Vice President Kamala Harris has opposed tax hikes for those earning under $400,000, which suggests she might support extending some TCJA provisions.
Despite being the former attorney general from California – where state and local taxes are notably high – Harris has not specifically addressed the SALT cap.
Democrats argue the 2017 law disproportionately benefits the wealthy, with households in the top 1% projected to receive an average tax cut of over $60,000 in 2025, while the bottom 60% would see an average cut of less than $500, according to the nonpartisan Center of Budget and Policy Priorities.
The TCJA was a law co-sponsored entirely by Republicans, including U.S. Rep. David Schweikert, who represents Arizona’s CD1. The law was marketed as a way to simplify the tax code and stimulate economic growth.
“Because the standard deduction has been higher, if folks do not have a good amount of itemized deductions, it has simplified taxes,” said Wealth Choice’s Grimes.
Though the increase in the standard deduction did help many taxpayers by eliminating the need to itemize, the overall impact on simplification is debatable.
Changes to the corporate tax code and the introduction of new international tax rules added complexity to certain aspects of the tax system.
According to the Committee for a Responsible Federal Budget, extending all individual tax and estate tax provisions of the TCJA without any changes would increase deficits by $3.9 trillion through 2035. If the SALT cap is allowed to expire while the other provisions are extended, the deficit impact would be significantly higher, reaching $5.1 trillion over the same period, the think tank said.
The SALT cap largely affects more liberal states like California, New York and New Jersey because of their high income and property taxes.
In addition to cutting the SALT deduction, Trump wants to eliminate taxes on tips, Social Security and overtime wages.
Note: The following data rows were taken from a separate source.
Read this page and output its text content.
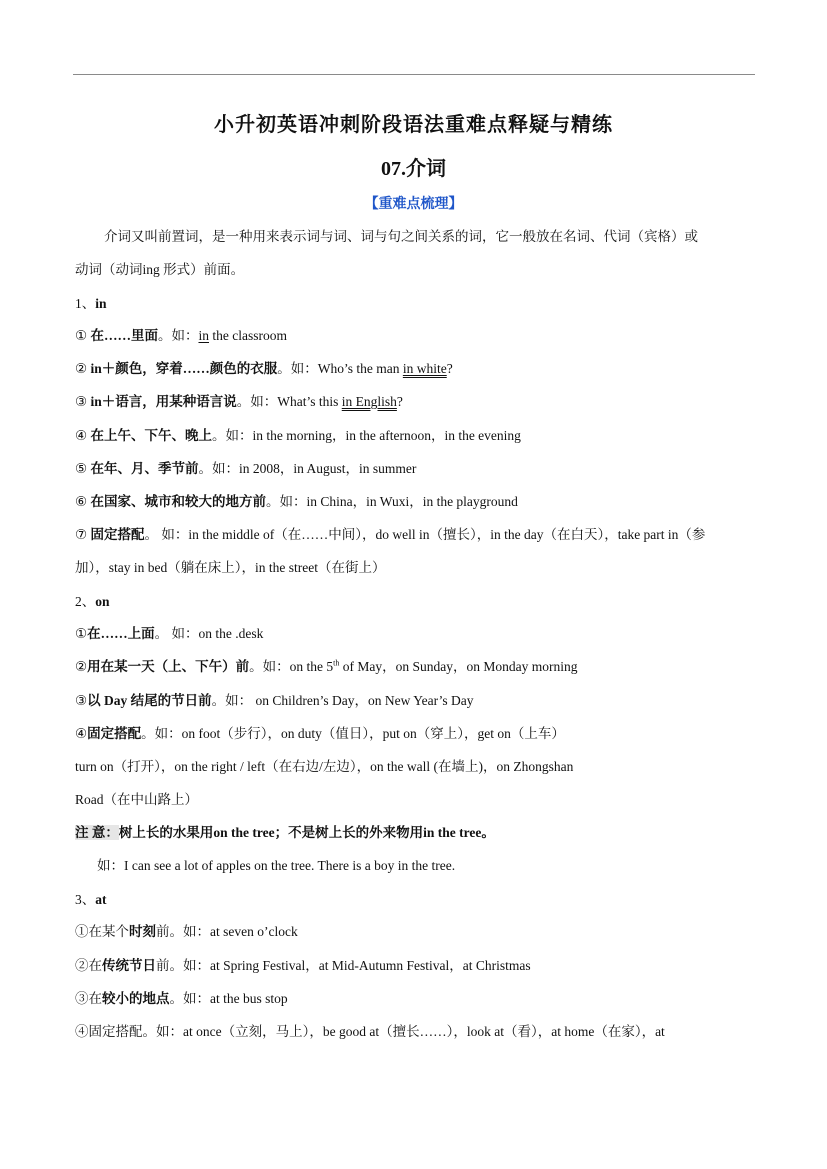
小升初英语冲刺阶段语法重难点释疑与精练
07.介词
【重难点梳理】
介词又叫前置词，是一种用来表示词与词、词与句之间关系的词，它一般放在名词、代词（宾格）或
动词（动词ing 形式）前面。
1、in
① 在……里面。如：in the classroom
② in＋颜色，穿着……颜色的衣服。如：Who’s the man in white?
③ in＋语言，用某种语言说。如：What’s this in English?
④ 在上午、下午、晚上。如：in the morning，in the afternoon，in the evening
⑤ 在年、月、季节前。如：in 2008，in August，in summer
⑥ 在国家、城市和较大的地方前。如：in China，in Wuxi，in the playground
⑦ 固定搭配。 如：in the middle of（在……中间），do well in（擅长），in the day（在白天），take part in（参
加），stay in bed（躺在床上），in the street（在街上）
2、on
①在……上面。 如：on the .desk
②用在某一天（上、下午）前。如：on the 5th of May，on Sunday，on Monday morning
③以 Day 结尾的节日前。如： on Children’s Day，on New Year’s Day
④固定搭配。如：on foot（步行），on duty（值日），put on（穿上），get on（上车）
turn on（打开），on the right / left（在右边/左边），on the wall (在墙上)，on Zhongshan
Road（在中山路上）
注 意：树上长的水果用on the tree；不是树上长的外来物用in the tree。
如：I can see a lot of apples on the tree. There is a boy in the tree.
3、at
①在某个时刻前。如：at seven o’clock
②在传统节日前。如：at Spring Festival，at Mid-Autumn Festival，at Christmas
③在较小的地点。如：at the bus stop
④固定搭配。如：at once（立刻，马上），be good at（擅长……），look at（看），at home（在家），at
Many question how his plans will be funded.
“You ask him how he’s gonna pay for it, and he says through tariffs. Tariffs is a tax on the U.S. consumer,” Hoffman said. “So I guess we’re going to pay for it.”
Harris wants higher taxes aimed at businesses and high earners.
“We’re going to have to make sure that the biggest corporations and billionaires pay their fair share,” Harris said in an interview with MSNBC.